Original Asset to Derivative Asset:
Buy fees are applied and calculated based on the resulting derivative asset (e.g., lYEL).
Derivative Asset to Original Asset:
Sell fees are applied and calculated based on the initial derivative asset (e.g., lYEL).
Original Asset to Original Asset:
No fees are applied.
The formula to calculate the buy/sell fees is:
Buy/Sell Fees = LP APR Fees + YEL Burn Fees + Partner Fees + Admin Fees
Key Notes:
Buy/Sell fees include only LP APR, YEL Burn, Partner and Admin Fees, excluding CBR Burn Fees.
Example:
Scenario:
A user swaps 100,000 lYEL for lUSDC;
Exchange Rate: 1 lYEL = 0.03 lUSDC.
Liquidity is deep enough and 0% of DEX fees are taken.
Buy/Sell Fees:
LP APR Fees: 0.45%
YEL Burn Fees: 0.025%
Partner Fees: 0%
Admin Fees: 0.025%
Step 1: Calculate Total Fees
Total Buy/Sell Fees = 0.45% + 0.025% + 0% + 0.025% = 0.5%
Step 2: Calculate Net Amount After Fees
Net lYEL After Fees = 100,000 lYEL × (100% - 0.5%) Net lYEL After Fees = 100,000 × 0.995 = 99,500 lYEL
Step 3: Calculate Swap Sum
lUSDC to Receive = Net lYEL After Fees * Exchange Rate
lUSDC to Receive = 99,500 lYEL * 0.03 = 2,985 lUSDC
APRs
There are 2 types of APRs in the Potions: Holder APR for users who created a derivative assets (e.g. YEL -> lYEL) and LP APR for users who provided parallel liquidity (e.g. provided lYEL and USDC to lYEL/USDC Liquidity Pool and received slYEL).
Holder APR
Holder APR is generated passively through changes in the Backing Ratio of the Potion over time. As derivative tokens (e.g., lYEL) are burned during wrap and unwrap actions, the total supply of derivative assets decreases. This increases the Backing Ratio, meaning each derivative token represents a larger share of the original asset (e.g., YEL).

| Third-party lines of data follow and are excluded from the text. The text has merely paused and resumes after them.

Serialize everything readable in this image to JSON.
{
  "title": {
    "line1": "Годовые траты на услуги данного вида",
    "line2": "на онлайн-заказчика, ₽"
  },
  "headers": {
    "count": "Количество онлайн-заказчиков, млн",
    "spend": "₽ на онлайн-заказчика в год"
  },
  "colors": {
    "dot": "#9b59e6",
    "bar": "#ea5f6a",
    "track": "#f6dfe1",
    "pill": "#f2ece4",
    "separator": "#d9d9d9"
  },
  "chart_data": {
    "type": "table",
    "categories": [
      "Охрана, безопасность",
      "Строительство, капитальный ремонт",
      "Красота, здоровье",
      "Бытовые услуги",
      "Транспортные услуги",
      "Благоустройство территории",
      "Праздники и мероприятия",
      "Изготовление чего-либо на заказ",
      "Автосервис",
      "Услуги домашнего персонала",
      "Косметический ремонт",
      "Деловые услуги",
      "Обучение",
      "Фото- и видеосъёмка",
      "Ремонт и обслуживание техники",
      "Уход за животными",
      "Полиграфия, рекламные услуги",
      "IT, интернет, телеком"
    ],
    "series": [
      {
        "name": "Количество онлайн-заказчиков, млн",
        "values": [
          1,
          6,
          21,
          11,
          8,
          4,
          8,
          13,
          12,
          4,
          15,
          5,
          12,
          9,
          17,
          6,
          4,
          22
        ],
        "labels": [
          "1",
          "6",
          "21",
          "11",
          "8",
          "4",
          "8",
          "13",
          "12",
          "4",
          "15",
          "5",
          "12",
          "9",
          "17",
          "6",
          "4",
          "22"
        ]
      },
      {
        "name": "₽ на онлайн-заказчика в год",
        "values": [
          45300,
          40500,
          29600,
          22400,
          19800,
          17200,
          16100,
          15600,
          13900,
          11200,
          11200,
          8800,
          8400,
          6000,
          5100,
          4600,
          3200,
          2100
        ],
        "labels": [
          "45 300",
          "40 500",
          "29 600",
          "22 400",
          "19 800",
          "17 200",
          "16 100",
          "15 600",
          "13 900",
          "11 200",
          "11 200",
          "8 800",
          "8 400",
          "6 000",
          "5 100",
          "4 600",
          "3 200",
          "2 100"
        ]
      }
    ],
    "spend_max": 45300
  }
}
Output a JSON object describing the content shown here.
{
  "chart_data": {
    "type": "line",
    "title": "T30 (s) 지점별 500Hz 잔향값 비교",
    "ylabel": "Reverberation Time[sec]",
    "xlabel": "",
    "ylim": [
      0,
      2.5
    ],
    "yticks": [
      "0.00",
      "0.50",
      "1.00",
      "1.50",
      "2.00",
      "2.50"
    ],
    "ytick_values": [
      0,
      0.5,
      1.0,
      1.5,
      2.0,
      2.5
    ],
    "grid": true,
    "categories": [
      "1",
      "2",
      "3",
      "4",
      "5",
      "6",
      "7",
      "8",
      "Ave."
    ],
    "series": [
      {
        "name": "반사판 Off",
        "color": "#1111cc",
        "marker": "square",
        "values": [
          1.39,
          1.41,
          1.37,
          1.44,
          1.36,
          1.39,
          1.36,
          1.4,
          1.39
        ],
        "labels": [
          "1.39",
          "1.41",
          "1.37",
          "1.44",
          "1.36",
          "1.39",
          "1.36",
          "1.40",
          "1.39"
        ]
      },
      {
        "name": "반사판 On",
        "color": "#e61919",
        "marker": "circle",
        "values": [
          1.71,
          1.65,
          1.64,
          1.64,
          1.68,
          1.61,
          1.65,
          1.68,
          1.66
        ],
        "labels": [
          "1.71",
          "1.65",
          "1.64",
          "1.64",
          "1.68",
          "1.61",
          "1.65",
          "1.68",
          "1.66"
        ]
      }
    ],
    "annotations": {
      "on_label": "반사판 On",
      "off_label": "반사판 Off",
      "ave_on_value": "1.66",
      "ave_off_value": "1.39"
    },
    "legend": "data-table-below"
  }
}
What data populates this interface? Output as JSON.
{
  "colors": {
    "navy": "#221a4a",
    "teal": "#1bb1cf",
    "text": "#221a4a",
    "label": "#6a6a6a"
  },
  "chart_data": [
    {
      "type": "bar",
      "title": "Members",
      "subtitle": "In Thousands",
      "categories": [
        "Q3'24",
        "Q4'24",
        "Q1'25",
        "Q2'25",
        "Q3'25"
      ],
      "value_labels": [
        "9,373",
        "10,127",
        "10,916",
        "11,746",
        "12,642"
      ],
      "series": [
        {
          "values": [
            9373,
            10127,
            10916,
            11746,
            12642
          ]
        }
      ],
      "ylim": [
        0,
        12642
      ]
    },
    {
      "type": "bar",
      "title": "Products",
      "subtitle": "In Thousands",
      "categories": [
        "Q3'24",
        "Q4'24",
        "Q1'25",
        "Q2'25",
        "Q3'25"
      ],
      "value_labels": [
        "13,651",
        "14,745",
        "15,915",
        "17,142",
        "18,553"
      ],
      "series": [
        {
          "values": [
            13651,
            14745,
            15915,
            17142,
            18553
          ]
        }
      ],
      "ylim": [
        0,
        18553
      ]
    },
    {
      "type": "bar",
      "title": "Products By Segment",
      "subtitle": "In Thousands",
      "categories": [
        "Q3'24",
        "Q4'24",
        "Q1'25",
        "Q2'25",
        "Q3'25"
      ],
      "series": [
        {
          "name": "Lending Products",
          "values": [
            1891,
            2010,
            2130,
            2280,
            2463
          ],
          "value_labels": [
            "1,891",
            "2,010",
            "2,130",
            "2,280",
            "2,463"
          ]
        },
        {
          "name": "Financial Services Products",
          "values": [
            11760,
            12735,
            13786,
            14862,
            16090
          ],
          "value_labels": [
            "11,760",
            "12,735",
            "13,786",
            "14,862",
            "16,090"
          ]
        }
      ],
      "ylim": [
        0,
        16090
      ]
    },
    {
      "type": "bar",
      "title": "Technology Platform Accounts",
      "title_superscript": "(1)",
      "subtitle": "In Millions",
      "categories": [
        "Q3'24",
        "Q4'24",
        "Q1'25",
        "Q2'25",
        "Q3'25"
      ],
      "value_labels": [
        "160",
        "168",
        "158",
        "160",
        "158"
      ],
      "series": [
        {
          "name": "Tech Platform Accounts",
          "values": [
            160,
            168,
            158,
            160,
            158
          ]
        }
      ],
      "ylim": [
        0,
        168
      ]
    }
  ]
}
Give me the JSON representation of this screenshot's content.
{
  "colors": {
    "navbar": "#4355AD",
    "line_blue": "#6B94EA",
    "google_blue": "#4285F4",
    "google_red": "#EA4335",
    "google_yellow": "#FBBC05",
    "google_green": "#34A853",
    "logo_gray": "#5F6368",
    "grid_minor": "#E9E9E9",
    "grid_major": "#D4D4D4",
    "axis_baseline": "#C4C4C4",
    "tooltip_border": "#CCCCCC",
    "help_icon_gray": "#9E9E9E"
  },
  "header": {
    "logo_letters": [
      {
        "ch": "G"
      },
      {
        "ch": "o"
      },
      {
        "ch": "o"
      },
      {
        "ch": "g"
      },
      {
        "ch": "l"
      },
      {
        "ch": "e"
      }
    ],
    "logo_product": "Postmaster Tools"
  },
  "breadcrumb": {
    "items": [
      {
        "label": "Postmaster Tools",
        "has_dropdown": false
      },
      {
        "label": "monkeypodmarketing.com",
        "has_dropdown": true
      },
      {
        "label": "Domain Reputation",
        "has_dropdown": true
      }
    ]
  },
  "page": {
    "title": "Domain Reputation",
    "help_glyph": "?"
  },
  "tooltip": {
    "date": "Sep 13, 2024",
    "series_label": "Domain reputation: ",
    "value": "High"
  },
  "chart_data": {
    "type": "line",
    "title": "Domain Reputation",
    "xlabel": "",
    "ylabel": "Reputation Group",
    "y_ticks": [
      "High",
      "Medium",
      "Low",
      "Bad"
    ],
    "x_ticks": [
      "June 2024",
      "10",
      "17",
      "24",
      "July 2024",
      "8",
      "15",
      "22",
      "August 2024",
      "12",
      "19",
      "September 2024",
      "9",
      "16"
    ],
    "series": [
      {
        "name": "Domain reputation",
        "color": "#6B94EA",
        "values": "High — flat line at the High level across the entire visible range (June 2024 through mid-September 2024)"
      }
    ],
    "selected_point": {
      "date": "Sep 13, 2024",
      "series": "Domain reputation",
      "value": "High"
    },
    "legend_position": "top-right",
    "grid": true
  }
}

Therefore, by simply holding a derivative asset (e.g., lYEL), users earn APR without active management. Upon exit after reasonable time, users redeem a higher ratio of original assets compared to when they entered.
LP APR
LP APR is generated from multiple sources to incentivize users to provide parallel liquidity within the Potions ecosystem. Liquidity providers (e.g. holders of slYEL) benefit from the following streams:
DEX LP APR: APR derived from trading fees collected by DEXs where the liquidity pair resides;
Wrap LP APR Fees: Fees collected during wrap and unwrap actions are partially redistributed to liquidity providers. These actions generate constant inflows into the liquidity pool, further enhancing LP rewards;
Buy/Sell Fees on Swap Router: Trading fees applied to buy or sell transactions within the parallel liquidity pool. These fees is distributed to liquidity providers.